Officially, the San Francisco Giants‘ mascot is Lou Seal—a beer-bellied, semi-aquatic marine mammal in an oversized T-shirt.
In reality, the team’s mascot, spark plug and beating heart is Hunter Andrew Pence.
In Sunday’s 5-3, sweep-sealing win over the Arizona Diamondbacks, Pence went 1-for-3 with a walk, a run scored and a two-RBI double that proved to be the difference.
Scaling back a tad further, Pence is 12 for his last 20 with a home run, four doubles, four RBI and eight runs scored.
Not coincidentally, San Francisco has gone 4-1 over that stretch, righting a ship that was sinking faster than a greased boulder in quicksand.
After finishing an MLB-best 57-33 at the All-Star break, the Giants have gone a dismal 20-32 since. Their recent sweep of the D-backs—owners of the NL’s second-worst record—doesn’t wipe the malaise board clean.
It’s something, however, and they’ll take it.
Sunday’s win, coupled with the Los Angeles Dodgers‘ 3-0 loss to the Miami Marlins, moved the Giants (77-65) to within three games of the NL West lead.
They also maintained a 1.5-game cushion for the Senior Circuit’s top wild-card spot, ahead of the New York Mets (76-67) and St. Louis Cardinals (75-67).
Everything is up in the air with 20 games left, including six between the Giants and Dodgers. But if you’re a San Francisco fan casting about for optimism, fix your gaze squarely on Pence.
Yes, that can be frightening. Pence is an unconventional dude. There’s the springy hair. The wild eyes. The kale munching and the herky-jerk mechanics that seem to defy both the rules of baseball fundamentals and, at times, the laws of physics.
Ultimately, though, Pence is a three-time All-Star with the Houston Astros, Philadelphia Phillies and, finally, the Giants, and a linchpin in San Francisco’s 2012 and 2014 championship runs.
Recall the inspirational postseason sermon he delivered in 2012, which led then-third-base coach Tim Flannery to dub him “the Reverend Hunter Pence,” per USA Today‘s Bob Nightengale.
He pulled a similar gambit in 2014, and fans and his teammates bought into it.
Anyone can shout. It takes finesse to get people to listen.
Of course, what Pence does between the lines is more important than anything he says in the locker room or into a microphone. Right now, he’s showing signs of going on a tear.
Granted, much of his recent flurry came against a lousy Arizona team at hitter-friendly Chase Field. But he looked like the Pence who has reeled off hot streaks in the past—working counts, punishing mistakes and slashing the ball to all fields.
Forget the June hamstring surgery that cost the 33-year-old seven weeks. Forget the foul ball off the face that left him with a nasty shiner. This is vintage Pence.
Apparently, it’s contagious. The Giants plated 23 runs in three games in the desert. They received contributions from up and down the lineup, with catcher Buster Posey, first baseman Brandon Belt and second baseman Joe Panik, among others, finding their strokes.
This Giants offense ranks sixth in the NL in runs scored and ninth in OPS. Still, they have capable hitters up and down the lineup. Seven of their position-player regulars have double-digit home runs.
There’s no single stat-stuffing superstar, but there are a lot of guys who can hurt you.

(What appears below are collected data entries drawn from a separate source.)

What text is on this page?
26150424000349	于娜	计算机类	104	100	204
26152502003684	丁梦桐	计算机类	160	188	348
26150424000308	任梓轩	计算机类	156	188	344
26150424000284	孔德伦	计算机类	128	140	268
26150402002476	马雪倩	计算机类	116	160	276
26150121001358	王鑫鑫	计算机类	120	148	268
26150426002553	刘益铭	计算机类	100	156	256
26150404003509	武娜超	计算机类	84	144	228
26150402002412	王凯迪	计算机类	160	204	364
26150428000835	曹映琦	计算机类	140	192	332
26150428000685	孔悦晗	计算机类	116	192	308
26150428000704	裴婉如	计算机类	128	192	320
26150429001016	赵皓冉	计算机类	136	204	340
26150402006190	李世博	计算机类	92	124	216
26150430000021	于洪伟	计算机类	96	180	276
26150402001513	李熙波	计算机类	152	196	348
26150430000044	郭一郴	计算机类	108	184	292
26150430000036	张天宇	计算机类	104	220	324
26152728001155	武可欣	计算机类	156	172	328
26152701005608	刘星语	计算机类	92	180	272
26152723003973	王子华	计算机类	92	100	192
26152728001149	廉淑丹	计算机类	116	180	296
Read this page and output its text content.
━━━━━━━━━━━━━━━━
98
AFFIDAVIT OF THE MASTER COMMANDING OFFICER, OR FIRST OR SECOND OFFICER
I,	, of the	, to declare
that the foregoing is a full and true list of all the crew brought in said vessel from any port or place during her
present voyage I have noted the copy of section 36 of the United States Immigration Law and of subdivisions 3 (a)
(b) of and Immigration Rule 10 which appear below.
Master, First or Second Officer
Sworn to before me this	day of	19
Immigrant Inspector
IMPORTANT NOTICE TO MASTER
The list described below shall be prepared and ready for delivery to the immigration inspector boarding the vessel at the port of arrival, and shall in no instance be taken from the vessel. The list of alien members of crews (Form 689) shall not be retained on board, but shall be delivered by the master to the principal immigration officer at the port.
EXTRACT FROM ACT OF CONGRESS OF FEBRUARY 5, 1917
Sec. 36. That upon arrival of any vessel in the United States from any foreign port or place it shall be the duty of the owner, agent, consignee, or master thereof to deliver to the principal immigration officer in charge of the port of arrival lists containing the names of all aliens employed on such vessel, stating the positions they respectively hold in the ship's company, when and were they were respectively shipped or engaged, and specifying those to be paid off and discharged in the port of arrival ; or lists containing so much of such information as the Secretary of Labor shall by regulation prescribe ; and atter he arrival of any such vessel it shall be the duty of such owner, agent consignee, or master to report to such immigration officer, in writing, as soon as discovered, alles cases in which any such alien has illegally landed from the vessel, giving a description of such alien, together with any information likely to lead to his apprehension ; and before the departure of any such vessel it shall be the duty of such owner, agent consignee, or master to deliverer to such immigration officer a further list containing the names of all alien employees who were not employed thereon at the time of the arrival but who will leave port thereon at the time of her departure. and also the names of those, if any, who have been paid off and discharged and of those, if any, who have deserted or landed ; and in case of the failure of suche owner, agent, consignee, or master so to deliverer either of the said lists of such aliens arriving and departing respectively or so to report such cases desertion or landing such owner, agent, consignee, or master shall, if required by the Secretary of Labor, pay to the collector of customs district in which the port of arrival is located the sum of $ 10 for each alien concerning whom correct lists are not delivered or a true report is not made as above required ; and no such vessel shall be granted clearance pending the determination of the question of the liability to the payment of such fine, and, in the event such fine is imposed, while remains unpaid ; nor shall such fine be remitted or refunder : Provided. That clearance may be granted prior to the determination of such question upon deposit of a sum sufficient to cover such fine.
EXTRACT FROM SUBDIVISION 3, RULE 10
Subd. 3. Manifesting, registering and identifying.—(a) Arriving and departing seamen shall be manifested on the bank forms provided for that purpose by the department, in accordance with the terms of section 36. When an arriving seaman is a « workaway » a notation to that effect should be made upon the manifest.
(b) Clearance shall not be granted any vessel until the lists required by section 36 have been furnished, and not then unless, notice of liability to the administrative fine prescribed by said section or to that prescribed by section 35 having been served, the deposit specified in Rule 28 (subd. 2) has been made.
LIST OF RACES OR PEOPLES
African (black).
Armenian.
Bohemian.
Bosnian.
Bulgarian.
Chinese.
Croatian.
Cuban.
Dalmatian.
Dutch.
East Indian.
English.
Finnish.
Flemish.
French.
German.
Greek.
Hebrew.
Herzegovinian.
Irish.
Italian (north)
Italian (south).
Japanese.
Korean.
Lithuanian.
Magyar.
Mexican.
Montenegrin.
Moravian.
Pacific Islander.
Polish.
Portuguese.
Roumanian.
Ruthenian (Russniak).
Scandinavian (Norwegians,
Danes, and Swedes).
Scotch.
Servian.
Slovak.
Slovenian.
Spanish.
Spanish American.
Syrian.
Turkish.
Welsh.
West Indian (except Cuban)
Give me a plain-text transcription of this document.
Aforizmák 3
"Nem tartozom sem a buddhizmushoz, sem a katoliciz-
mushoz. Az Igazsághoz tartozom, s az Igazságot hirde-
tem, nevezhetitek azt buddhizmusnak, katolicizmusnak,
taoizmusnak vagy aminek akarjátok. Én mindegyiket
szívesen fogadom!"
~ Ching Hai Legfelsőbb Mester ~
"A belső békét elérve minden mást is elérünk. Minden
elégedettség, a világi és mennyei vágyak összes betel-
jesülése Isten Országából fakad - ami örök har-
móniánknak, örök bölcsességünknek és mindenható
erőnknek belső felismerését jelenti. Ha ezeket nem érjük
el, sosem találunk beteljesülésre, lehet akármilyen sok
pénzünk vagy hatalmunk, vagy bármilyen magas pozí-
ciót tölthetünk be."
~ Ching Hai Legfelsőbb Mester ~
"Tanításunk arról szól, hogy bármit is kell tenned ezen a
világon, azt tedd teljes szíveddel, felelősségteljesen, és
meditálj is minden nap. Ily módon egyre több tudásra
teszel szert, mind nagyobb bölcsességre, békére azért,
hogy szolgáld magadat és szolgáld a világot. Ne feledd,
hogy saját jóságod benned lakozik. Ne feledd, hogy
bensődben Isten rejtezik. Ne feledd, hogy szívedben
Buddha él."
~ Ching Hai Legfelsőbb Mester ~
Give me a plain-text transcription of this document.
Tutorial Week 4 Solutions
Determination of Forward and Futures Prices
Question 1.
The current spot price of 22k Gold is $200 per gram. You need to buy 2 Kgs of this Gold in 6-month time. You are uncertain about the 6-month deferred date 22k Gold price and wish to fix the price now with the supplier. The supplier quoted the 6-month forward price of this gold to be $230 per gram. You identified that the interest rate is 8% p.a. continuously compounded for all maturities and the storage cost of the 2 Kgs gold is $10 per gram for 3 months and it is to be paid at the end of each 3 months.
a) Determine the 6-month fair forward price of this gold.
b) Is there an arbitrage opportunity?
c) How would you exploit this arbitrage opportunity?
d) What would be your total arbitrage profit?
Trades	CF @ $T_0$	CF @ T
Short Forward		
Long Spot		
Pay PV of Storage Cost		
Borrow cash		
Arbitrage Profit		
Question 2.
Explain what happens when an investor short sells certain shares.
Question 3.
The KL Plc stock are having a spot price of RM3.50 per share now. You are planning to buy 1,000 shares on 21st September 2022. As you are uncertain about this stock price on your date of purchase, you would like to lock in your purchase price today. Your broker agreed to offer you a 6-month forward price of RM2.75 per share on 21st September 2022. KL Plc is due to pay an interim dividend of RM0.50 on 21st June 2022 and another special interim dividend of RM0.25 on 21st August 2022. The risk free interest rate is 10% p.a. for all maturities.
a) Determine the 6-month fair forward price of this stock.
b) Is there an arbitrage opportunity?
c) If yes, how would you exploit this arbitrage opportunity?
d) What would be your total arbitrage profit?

The starting rotation is anchored by October demigod Madison Bumgarner and co-ace Johnny Cueto, with Jeff Samardzija and trade-deadline addition Matt Moore rounding out a solid top four. The bullpen, despite closer Santiago Casilla’s struggles, has valuable pieces such as veterans Sergio Romo and Javier Lopez and hard-throwing Hunter Strickland.
If the Giants can score, in other words, they’re a threat. The prospect of Pence strapping them to his back for the next few weeks in this—wait for it—even year should leave possible playoff opponents fretting.
“You start with the talent and the way he’s swinging the bat,” manager Bruce Bochy said of Pence, per Alex Pavlovic of CSN Bay Area. “But just the energy he brings [is big]. I talk about it so many times, but he brings it every day.”
Pence can’t constantly beat the fire and brimstone drum. But he can light subtle sparks, as Andrew Baggarly of the San Jose Mercury News outlined:
Pence knows he cannot go Pentecostal every night. But even amid two of the worst months of baseball in Giants history, his optimism has been impossible to slay. He has done most of his motivational work on a quieter and more individual basis in recent weeks, taking Matt Moore aside in the kitchen or speaking to Eduardo Nunez in the trainer’s room or enthusiastically offering free samples of his latest cold brewed coffee concoction from his enormous thermal mug.
That’s typically idiosyncratic and typically Pence. The question now is can he be a mascot, a spark plug and, more to the point, a three-time champion?
All statistics current as of Sunday and courtesy of MLB.com unless otherwise noted.